Merakla, “Sen kimsin?” diye bağırır, ama aldığı cevap, “Sen kimsin?” olur. Çocuk bu cevaba kızar ve “Sen bir korkaksın!” diye bağırır. Dağdan aldığı yanıt da “Ssen bir korkaksın!” olur.
Babasına doğru bakar ve “Baba ne oluyor?” diye sorar.
“Oğlum, şimdi dikkatle bana bak” diyen baba, vadiye doğru, “Sana hayranım!” diye bağırır. Ses, “Sana hayranım!” diye cevaplar. Baba, sen bir “Sen harikasın!”diye bağırdığında, bu kez dağdan “Sen harikasın” cevabı gelir.
Çocuk şaşırmıştır. Ama hala ne olduğunu anlamamıştır. Baba oğluna durumu açıklar. “Oğlum insanlar buna yankı derler; ama gerçekte yaşamın ta kendisidir. Yaşama ne verirsen sana onu yansıtır.
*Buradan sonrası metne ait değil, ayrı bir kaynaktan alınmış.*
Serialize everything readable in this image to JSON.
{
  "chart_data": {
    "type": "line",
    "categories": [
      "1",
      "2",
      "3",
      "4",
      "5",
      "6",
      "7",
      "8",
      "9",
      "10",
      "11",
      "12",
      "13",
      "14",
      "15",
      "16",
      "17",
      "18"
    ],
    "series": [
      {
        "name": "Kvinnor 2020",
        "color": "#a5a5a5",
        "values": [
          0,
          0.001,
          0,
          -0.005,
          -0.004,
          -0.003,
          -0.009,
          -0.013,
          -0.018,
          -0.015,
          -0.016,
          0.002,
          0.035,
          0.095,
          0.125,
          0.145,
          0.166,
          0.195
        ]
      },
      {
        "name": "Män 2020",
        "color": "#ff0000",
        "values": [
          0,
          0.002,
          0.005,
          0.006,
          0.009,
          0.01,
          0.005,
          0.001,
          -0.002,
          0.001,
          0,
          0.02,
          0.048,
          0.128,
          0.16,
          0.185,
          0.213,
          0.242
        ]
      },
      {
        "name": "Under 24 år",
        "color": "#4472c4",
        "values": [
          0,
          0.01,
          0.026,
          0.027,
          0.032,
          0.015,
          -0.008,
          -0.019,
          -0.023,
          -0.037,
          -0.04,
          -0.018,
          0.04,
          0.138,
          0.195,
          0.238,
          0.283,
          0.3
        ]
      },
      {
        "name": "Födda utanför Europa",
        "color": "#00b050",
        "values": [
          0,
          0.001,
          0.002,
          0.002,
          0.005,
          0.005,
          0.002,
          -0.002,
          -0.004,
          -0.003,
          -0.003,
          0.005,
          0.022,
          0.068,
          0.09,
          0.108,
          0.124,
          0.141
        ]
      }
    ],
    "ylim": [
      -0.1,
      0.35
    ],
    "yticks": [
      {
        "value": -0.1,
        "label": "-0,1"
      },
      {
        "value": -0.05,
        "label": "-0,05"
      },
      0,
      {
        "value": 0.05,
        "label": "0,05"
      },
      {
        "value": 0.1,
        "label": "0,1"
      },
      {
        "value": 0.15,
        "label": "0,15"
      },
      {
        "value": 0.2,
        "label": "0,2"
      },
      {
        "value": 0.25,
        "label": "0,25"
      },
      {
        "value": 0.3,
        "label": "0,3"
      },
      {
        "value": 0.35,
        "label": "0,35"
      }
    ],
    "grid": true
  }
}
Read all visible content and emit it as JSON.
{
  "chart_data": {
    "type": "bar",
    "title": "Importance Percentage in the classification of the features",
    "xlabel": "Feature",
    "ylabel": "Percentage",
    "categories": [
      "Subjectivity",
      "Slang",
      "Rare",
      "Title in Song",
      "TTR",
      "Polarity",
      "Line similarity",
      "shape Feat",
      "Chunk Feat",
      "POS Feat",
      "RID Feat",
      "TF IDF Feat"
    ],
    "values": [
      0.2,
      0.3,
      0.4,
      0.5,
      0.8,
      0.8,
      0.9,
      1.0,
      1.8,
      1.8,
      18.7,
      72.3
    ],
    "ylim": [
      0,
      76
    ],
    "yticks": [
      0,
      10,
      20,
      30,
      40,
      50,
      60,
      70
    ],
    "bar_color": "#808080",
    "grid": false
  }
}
Yaşam senin davranışlarının aynasıdır.
Eğer yaşamında daha çok sevgi istiyorsan, insanları daha çok sev.
Eğer sana saygılı davranılmasını istiyorsan, insanlara saygılı davran.
Eğer başkaları tarafından anlaşılmak istiyorsan, önce başkalarını anlamaya gayret göster.
Eğer insanların sana hoşgörülü ve sabırlı davranmasını istiyorsan, önce sen hoşgörülü ve sabırlı olmalısın.
Oğlum yaşamda ne ekersen onu biçersin. Bu doğa yasası, hayatın her yönü için geçerlidir. İnsanların yaşamı tesadüfler sonucu oluşmaz; insanların yaşamı, onların davranışlarının yansımasından başka bir şey değildir.
Bu durum tamamen yaşamın yankısıdır.